Treatment for small cell lung cancer is not based upon surgery; rather, most physicians employ a systemic approach that includes chemotherapy and local control with radiotherapy. Smoking is the major risk factor for the development of small cell lung carcinoma.
In smokers, lung cancer usually is associated with three principal histologic types–small cell carcinoma, squamous cell carcinoma, and adenocarcinoma.
Adenocarcinoma accounts for about 30 percent of all lung cancers in male smokers and about 40 percent of all lung cancers in female smokers. These figures approach 60–80 percent of lung cancers in male and female nonsmokers. In people who have not smoked for more than 25, the adenocarcinoma percentage increases nearly to that of nonsmokers, and the squamous cell carcinoma percentage also decreases. Small cell cancers are reduced in linear proportion to the number of years since quitting.
Among certain racial groups (e.g., Asians) the distribution of adenocarcinoma in nonsmokers is similar to that in smokers, although the rate of lung adenocarcinoma is also much higher in Asian than in Western populations. In Hong Kong, there is a very high rate of adenocarcinoma among Chinese women. In addition, the rate of adenocarcinoma in Koreans is increasing in both sexes, especially among nonsmokers. According to the National Cancer Institute (NCI), adenocarcinoma now is more common than squamous cell carcinoma in both Caucasian and African American women. In addition, the rate of adenocarcinoma has increased more than squamous cell carcinoma, particularly in men.

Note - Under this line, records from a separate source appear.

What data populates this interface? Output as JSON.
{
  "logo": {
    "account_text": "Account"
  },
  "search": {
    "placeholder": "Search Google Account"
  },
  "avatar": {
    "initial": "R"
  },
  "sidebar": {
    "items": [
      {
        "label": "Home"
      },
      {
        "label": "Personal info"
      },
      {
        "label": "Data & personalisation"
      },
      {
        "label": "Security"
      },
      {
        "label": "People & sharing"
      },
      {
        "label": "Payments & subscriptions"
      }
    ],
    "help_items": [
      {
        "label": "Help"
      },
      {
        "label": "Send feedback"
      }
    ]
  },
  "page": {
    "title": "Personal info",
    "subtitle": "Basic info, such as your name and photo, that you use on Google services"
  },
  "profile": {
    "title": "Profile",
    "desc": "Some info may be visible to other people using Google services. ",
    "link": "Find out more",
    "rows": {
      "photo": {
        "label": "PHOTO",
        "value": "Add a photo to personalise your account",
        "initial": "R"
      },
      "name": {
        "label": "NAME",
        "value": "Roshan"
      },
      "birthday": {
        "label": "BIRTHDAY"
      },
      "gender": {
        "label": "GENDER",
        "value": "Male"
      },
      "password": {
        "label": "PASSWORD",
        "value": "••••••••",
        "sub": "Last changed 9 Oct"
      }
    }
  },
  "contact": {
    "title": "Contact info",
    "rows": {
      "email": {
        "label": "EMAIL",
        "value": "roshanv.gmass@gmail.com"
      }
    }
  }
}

The causes for race- and sex-related differences in lung cancer histopathology are unknown. Some experts suggest that adenocarcinoma in women may be increased by hormonal (endocrine) factors. In particular, researchers believe that estrogen replacement therapy (ERT) increases the risk for adenocarcinoma. Studies also have indicated that women may have a greater genetic susceptibility to specific types of lung cancer due to female, X-linked inheritance (inheritance of genes located on the X chromosome).
Occupational exposure also is associated with certain histopathologic types of lung cancer. For example, recent findings suggest that long-term (20+ years) exposure to mineral and metal dust is related to the growth of both small cell and squamous cell carcinomas. In addition, asbestos exposure may be associated with the development of adenocarcinoma and, to a lesser degree, with squamous cell or anaplastic carcinoma (cancer in which the cells have lost specialized characteristics, including physical placement). Some investigators theorize that household exposure to low-dose radon may increase the risk of small cell lung carcinoma over long periods of time.